12 February 2014

"You drive me coco-nutty" - Coconut Macaroons

You tell yourself you won't finish the bar of chocolate, or play Christmas songs before the 1st of December and you roll your eyes at the cheesy valentines cards, yet there you are mixing up some Coconut Macaroons and dreaming up the cheesiest tag lines to accompany them.

If you haven't caught the fever yet, here is another recipe to get you in the mood (ew... no not like that). It's my final attempt at getting you baking for Valentines and being pink I feel there is not much else I can do. You may have read about these over on Mollie's blog. We like to bake together when we can - we're on the same page photographing EVERYTHING.

"You drive me coco-nutty" Pink Coconut Macaroons

Makes around 24 macaroons. Feel free to halve the recipe. You could use the leftover condensed milk to make these.


1 tin of condensed milk (I used this tin which comes in at 397g)
Equivalent amounts of desicated coconut in grams (if using the above, 397g). Pop two packets of desicated coconut on your shopping list.
2 egg whites
... and some Valentines extras
1 tube of pink gel food colouring -OR- food colouring paste/drops of your choice*
Heart sprinkles


This recipe requires only 5 steps.

NUMBER 1 - Mix the condensed milk and desicated coconut in bowl 1.

NUMBER 2 - In a clean bowl whisk the egg whites until stiff peaks.
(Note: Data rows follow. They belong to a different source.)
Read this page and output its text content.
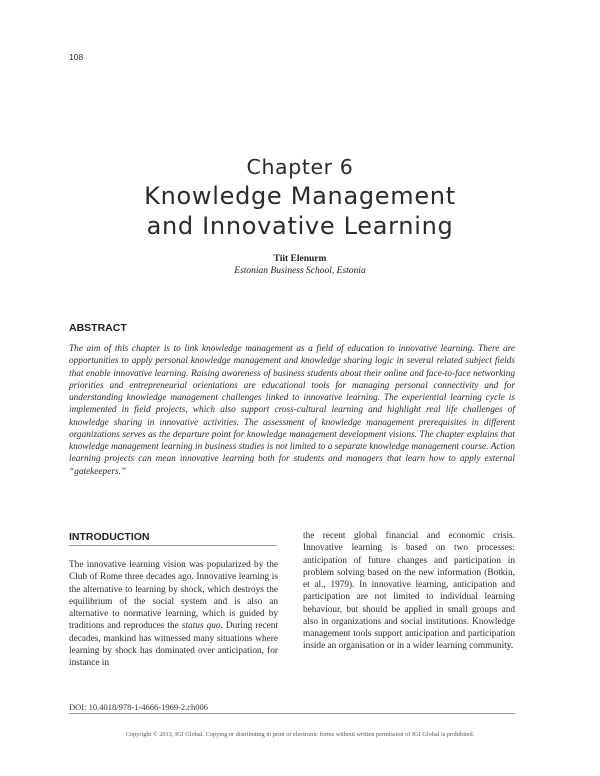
108
Chapter 6
Knowledge Management
and Innovative Learning
Tiit Elenurm
Estonian Business School, Estonia
ABSTRACT

The aim of this chapter is to link knowledge management as a field of education to innovative learning. There are opportunities to apply personal knowledge management and knowledge sharing logic in several related subject fields that enable innovative learning. Raising awareness of business students about their online and face-to-face networking priorities and entrepreneurial orientations are educational tools for managing personal connectivity and for understanding knowledge management challenges linked to innovative learning. The experiential learning cycle is implemented in field projects, which also support cross-cultural learning and highlight real life challenges of knowledge sharing in innovative activities. The assessment of knowledge management prerequisites in different organizations serves as the departure point for knowledge management development visions. The chapter explains that knowledge management learning in business studies is not limited to a separate knowledge management course. Action learning projects can mean innovative learning both for students and managers that learn how to apply external “gatekeepers.”

INTRODUCTION

The innovative learning vision was popularized by the Club of Rome three decades ago. Innovative learning is the alternative to learning by shock, which destroys the equilibrium of the social system and is also an alternative to normative learning, which is guided by traditions and reproduces the status quo. During recent decades, mankind has witnessed many situations where learning by shock has dominated over anticipation, for instance in

the recent global financial and economic crisis. Innovative learning is based on two processes: anticipation of future changes and participation in problem solving based on the new information (Botkin, et al., 1979). In innovative learning, anticipation and participation are not limited to individual learning behaviour, but should be applied in small groups and also in organizations and social institutions. Knowledge management tools support anticipation and participation inside an organisation or in a wider learning community.

DOI: 10.4018/978-1-4666-1969-2.ch006
Copyright © 2013, IGI Global. Copying or distributing in print or electronic forms without written permission of IGI Global is prohibited.
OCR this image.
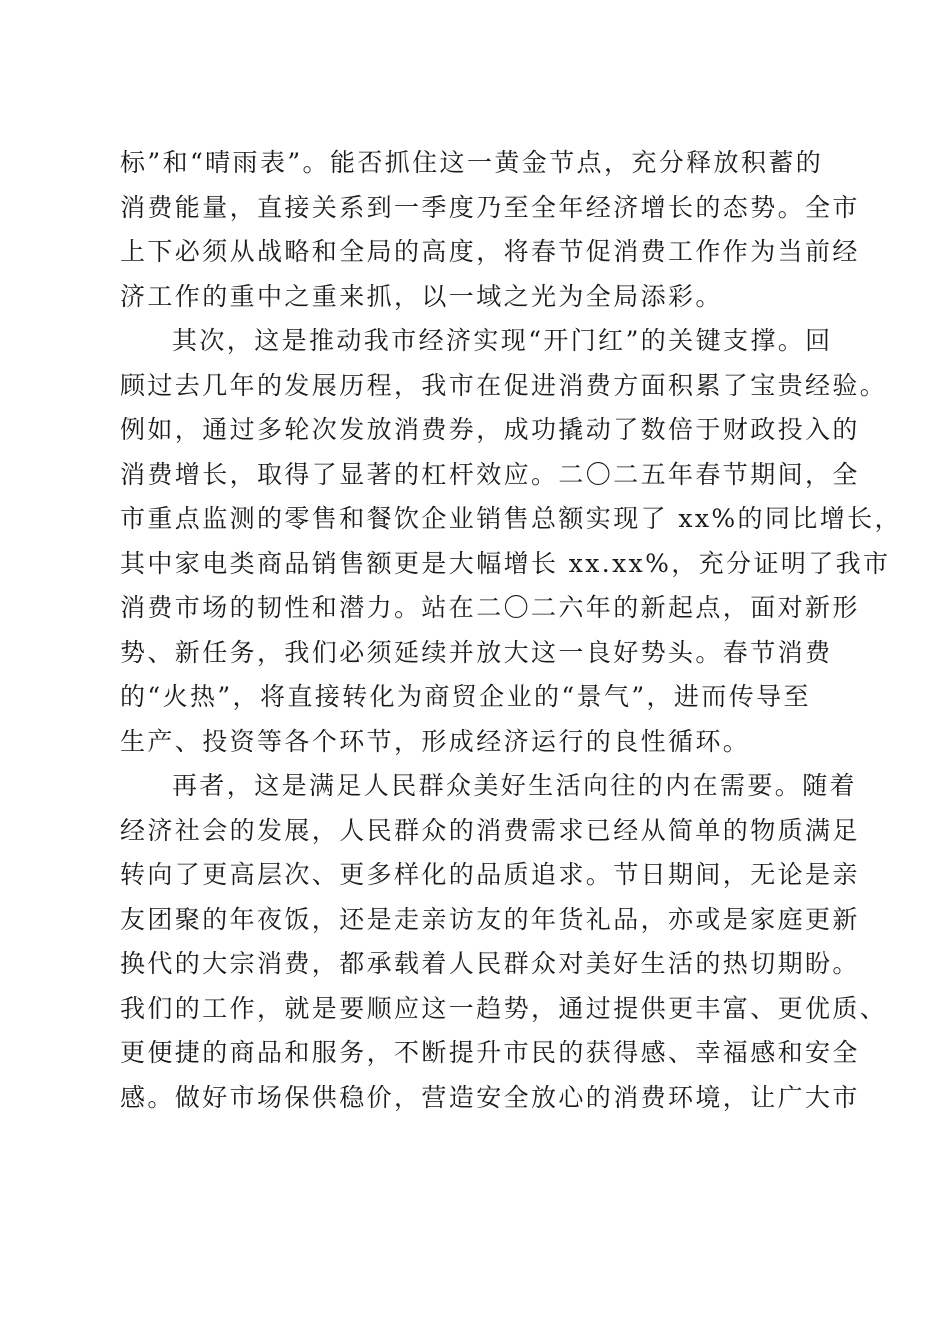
标”和“晴雨表”。能否抓住这一黄金节点，充分释放积蓄的
消费能量，直接关系到一季度乃至全年经济增长的态势。全市
上下必须从战略和全局的高度，将春节促消费工作作为当前经
济工作的重中之重来抓，以一域之光为全局添彩。
其次，这是推动我市经济实现“开门红”的关键支撑。回
顾过去几年的发展历程，我市在促进消费方面积累了宝贵经验。
例如，通过多轮次发放消费券，成功撬动了数倍于财政投入的
消费增长，取得了显著的杠杆效应。二〇二五年春节期间，全
市重点监测的零售和餐饮企业销售总额实现了 xx%的同比增长，
其中家电类商品销售额更是大幅增长 xx.xx%，充分证明了我市
消费市场的韧性和潜力。站在二〇二六年的新起点，面对新形
势、新任务，我们必须延续并放大这一良好势头。春节消费
的“火热”，将直接转化为商贸企业的“景气”，进而传导至
生产、投资等各个环节，形成经济运行的良性循环。
再者，这是满足人民群众美好生活向往的内在需要。随着
经济社会的发展，人民群众的消费需求已经从简单的物质满足
转向了更高层次、更多样化的品质追求。节日期间，无论是亲
友团聚的年夜饭，还是走亲访友的年货礼品，亦或是家庭更新
换代的大宗消费，都承载着人民群众对美好生活的热切期盼。
我们的工作，就是要顺应这一趋势，通过提供更丰富、更优质、
更便捷的商品和服务，不断提升市民的获得感、幸福感和安全
感。做好市场保供稳价，营造安全放心的消费环境，让广大市
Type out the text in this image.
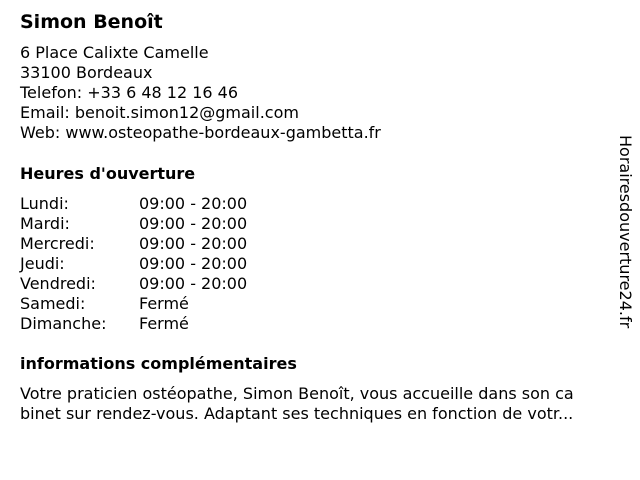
Simon Benoît
6 Place Calixte Camelle
33100 Bordeaux
Telefon: +33 6 48 12 16 46
Email: benoit.simon12@gmail.com
Web: www.osteopathe-bordeaux-gambetta.fr
Heures d'ouverture
Lundi:	09:00 - 20:00
Mardi:	09:00 - 20:00
Mercredi:	09:00 - 20:00
Jeudi:	09:00 - 20:00
Vendredi:	09:00 - 20:00
Samedi:	Fermé
Dimanche: Fermé
informations complémentaires
Votre praticien ostéopathe, Simon Benoît, vous accueille dans son ca
binet sur rendez-vous. Adaptant ses techniques en fonction de votr...
Horairesdouverture24.fr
NUMBER 3 - Mix in enough pink for the desired effect. Fold the egg whites in to the coconut with a metal spoon.

NUMBER 4 - Using a two spoons, shape heaps on a non-stick baking tray.

NUMBER 5 - Bake at 170 degrees for 15 min. Check at 5 minute intervals until the outside is golden brown.

Once cooled, store them in tin foil to retain freshness.

* This was my first time using gel food colouring. I must say I thought it was going to be a lot more concentrated colour than it was. Next time I would just stick to the liquid food coloured as I think it offers better value for money and more control over the strength of the colour. I can imagine that the gel could be ideal for icing. Has anyone tried it? I hear good thinks about the paste, so that's my next experiment.